La noticia de la profanación de la tumba de un cristiano, seguramente a manos de creyentes tan musulmanes como terroristas, ha puesto una nota de espanto añadida, recordándonos que el límite de estos criminales no concluye con el asesinato, sino que va más allá de la muerte. En realidad, la profanación de los cadáveres no es un acto gratuito, sino que se ha practicado desde la Antigüedad con el avieso objeto de evitar que la víctima gozara de la vida eterna. Se trata no sólo de segar su existencia terrenal, sino, también, de impedirle el acceso al espacio ultraterreno.

Dejando lo metafísico y volviendo a lo físico, no hace falta ser un técnico en investigación policial para percatarnos de que los terroristas no están solos y cuentan con abundantes apoyos en Madrid. Hay que tenerlos para localizar una tumba que carece de nombre, como tantas otras recientes, y en las que sólo figura un número. Hay que conocer la manera de entrar de noche en un cementerio vigilado, y hay que disponer de información para saber dónde no estarán los guardas y dónde estarán las herramientas.

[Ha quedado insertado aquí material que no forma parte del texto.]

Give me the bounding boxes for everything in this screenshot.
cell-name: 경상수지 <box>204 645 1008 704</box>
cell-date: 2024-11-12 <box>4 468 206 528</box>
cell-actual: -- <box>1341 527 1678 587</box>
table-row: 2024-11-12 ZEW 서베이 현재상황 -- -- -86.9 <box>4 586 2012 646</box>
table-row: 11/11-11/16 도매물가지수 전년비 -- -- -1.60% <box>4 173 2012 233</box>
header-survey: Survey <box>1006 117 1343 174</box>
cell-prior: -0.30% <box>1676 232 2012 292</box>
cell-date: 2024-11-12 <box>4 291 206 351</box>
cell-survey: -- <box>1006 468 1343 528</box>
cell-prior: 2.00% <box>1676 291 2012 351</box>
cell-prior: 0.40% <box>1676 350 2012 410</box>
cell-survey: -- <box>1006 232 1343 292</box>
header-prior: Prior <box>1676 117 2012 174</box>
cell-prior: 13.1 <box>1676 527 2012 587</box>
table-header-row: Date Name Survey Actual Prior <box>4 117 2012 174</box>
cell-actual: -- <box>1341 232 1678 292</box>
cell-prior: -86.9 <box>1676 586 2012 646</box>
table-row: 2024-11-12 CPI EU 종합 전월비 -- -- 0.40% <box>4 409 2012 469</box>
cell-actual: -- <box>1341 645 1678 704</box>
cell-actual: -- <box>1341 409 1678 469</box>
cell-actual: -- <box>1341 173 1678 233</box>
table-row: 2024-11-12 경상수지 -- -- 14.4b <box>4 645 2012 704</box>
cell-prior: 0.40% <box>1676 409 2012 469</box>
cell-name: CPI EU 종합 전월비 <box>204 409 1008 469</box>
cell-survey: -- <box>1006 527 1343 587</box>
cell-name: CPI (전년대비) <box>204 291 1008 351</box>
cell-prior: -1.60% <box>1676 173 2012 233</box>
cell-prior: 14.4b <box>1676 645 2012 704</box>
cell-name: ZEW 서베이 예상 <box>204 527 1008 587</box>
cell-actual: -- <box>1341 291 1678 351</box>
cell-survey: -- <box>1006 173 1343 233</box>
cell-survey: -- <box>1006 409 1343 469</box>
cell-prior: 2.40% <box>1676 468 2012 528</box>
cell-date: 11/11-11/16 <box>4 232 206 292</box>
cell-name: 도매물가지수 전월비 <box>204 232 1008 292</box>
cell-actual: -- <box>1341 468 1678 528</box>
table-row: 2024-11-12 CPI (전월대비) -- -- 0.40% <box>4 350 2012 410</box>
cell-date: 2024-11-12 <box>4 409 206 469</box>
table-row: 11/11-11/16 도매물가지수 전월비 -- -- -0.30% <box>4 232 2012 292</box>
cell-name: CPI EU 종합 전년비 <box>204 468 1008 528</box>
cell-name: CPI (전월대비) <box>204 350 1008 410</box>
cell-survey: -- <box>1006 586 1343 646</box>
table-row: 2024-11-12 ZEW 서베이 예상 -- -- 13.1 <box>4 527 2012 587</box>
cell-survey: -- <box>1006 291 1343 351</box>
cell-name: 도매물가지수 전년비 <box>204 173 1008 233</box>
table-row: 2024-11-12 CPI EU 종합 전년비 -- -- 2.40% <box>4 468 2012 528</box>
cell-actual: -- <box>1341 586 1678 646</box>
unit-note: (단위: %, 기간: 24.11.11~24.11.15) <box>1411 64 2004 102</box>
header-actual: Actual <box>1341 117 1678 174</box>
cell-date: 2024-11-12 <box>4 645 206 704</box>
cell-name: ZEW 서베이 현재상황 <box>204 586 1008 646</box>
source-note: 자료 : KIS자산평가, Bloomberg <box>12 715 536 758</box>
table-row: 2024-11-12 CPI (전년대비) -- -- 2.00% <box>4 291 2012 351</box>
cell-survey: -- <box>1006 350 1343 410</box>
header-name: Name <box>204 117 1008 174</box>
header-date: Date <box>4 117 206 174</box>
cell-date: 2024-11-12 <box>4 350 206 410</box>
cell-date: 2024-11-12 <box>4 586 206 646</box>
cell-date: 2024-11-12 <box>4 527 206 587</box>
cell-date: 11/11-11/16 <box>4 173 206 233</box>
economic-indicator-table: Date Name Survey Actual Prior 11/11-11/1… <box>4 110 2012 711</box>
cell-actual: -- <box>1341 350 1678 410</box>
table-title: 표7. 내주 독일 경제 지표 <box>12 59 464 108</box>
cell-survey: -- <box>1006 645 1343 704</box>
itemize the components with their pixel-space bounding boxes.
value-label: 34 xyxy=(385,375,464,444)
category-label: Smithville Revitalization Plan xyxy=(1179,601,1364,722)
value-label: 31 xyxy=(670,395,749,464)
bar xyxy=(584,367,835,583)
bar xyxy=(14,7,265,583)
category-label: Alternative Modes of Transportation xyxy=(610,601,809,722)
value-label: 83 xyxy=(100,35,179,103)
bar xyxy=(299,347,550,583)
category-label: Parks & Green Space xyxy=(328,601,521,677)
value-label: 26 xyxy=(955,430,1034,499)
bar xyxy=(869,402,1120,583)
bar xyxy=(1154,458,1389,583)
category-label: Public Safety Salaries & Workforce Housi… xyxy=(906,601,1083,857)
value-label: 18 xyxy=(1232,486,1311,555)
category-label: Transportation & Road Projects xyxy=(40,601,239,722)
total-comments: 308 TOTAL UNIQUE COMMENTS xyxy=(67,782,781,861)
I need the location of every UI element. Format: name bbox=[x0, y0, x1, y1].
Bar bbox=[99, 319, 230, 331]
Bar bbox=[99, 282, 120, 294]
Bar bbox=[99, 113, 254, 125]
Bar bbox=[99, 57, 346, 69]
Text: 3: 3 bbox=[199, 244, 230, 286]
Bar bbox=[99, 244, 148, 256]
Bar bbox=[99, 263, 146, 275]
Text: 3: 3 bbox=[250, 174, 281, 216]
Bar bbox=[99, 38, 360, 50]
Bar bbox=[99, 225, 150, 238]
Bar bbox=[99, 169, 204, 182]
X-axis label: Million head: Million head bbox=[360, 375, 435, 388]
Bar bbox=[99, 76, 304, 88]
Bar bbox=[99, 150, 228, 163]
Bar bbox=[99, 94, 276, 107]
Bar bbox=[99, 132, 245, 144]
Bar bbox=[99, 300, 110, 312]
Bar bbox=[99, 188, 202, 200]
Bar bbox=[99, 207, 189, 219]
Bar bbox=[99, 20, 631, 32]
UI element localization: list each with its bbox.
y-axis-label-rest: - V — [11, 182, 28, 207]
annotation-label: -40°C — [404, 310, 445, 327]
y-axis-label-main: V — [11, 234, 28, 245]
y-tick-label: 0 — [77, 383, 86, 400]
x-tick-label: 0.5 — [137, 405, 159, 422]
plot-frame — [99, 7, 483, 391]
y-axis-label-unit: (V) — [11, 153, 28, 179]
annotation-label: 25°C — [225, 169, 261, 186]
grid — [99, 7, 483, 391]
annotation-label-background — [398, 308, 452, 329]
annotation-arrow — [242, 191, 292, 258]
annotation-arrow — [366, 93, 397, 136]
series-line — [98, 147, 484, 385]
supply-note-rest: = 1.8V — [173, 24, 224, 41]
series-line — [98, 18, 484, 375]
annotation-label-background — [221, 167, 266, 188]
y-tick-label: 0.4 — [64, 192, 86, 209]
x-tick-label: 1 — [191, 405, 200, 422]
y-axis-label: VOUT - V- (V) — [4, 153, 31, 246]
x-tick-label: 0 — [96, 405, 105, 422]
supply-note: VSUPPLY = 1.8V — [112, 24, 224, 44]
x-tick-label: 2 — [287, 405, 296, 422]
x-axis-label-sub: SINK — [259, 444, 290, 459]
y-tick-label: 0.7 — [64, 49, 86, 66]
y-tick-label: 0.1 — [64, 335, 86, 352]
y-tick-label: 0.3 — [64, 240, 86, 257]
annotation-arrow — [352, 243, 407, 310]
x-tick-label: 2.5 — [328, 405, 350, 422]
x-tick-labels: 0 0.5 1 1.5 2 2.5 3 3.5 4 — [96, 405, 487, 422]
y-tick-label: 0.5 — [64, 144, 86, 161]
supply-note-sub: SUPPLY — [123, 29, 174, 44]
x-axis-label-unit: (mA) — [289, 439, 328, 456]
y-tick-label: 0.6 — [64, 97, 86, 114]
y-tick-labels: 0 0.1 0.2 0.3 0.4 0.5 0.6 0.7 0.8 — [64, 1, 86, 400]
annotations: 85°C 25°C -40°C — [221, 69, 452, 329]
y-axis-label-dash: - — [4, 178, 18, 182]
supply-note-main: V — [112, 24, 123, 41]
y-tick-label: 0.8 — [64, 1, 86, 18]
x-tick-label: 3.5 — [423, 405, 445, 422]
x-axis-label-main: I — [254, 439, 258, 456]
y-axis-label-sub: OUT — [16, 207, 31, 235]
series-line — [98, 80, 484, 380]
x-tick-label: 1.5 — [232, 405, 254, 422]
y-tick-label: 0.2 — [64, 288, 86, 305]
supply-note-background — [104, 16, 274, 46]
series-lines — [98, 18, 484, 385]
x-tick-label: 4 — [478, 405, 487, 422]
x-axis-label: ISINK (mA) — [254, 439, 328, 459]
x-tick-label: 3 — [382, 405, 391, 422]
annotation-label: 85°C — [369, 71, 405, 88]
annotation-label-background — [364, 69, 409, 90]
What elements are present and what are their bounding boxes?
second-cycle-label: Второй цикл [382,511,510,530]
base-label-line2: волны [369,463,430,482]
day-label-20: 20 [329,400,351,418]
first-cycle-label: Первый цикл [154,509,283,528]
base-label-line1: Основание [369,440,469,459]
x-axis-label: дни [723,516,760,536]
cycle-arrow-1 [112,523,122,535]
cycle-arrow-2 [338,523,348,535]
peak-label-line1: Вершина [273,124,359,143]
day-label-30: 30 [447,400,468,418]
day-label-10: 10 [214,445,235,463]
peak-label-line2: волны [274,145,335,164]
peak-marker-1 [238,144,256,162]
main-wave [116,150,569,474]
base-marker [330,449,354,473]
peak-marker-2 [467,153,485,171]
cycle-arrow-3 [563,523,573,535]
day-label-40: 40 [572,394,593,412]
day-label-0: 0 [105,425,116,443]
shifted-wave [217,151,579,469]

Los profanadores de tumbas más antiguos eran los egipcios. Los egipcios que profanaban las tumbas se enfrentaban no sólo a la mutilación y a la pena de muerte, a la cólera de los sacerdotes, del pueblo y del faraón, sino que Anubis no les iba a permitir la vida eterna, con lo que, aunque burlaran la vigilancia, se convertían en condenados para los dioses. Y, a pesar de ello, los profanadores fueron un gremio numeroso y competitivo. Los repugnantes profanadores de la tumba de un policía en acto de servicio tienen muchas menos razones para tener miedo: no existe la pena de muerte, no existe la tortura, Alá les bendice y la democracia les garantiza los derechos que ellos niegan a sus víctimas. Además, se trata de la tumba de un infiel, o, en el lenguaje soez de los terroristas, de un perro cristiano que no cree en Alá. Reconocerán que hay días en que ser demócrata y tolerante cuesta un gran esfuerzo.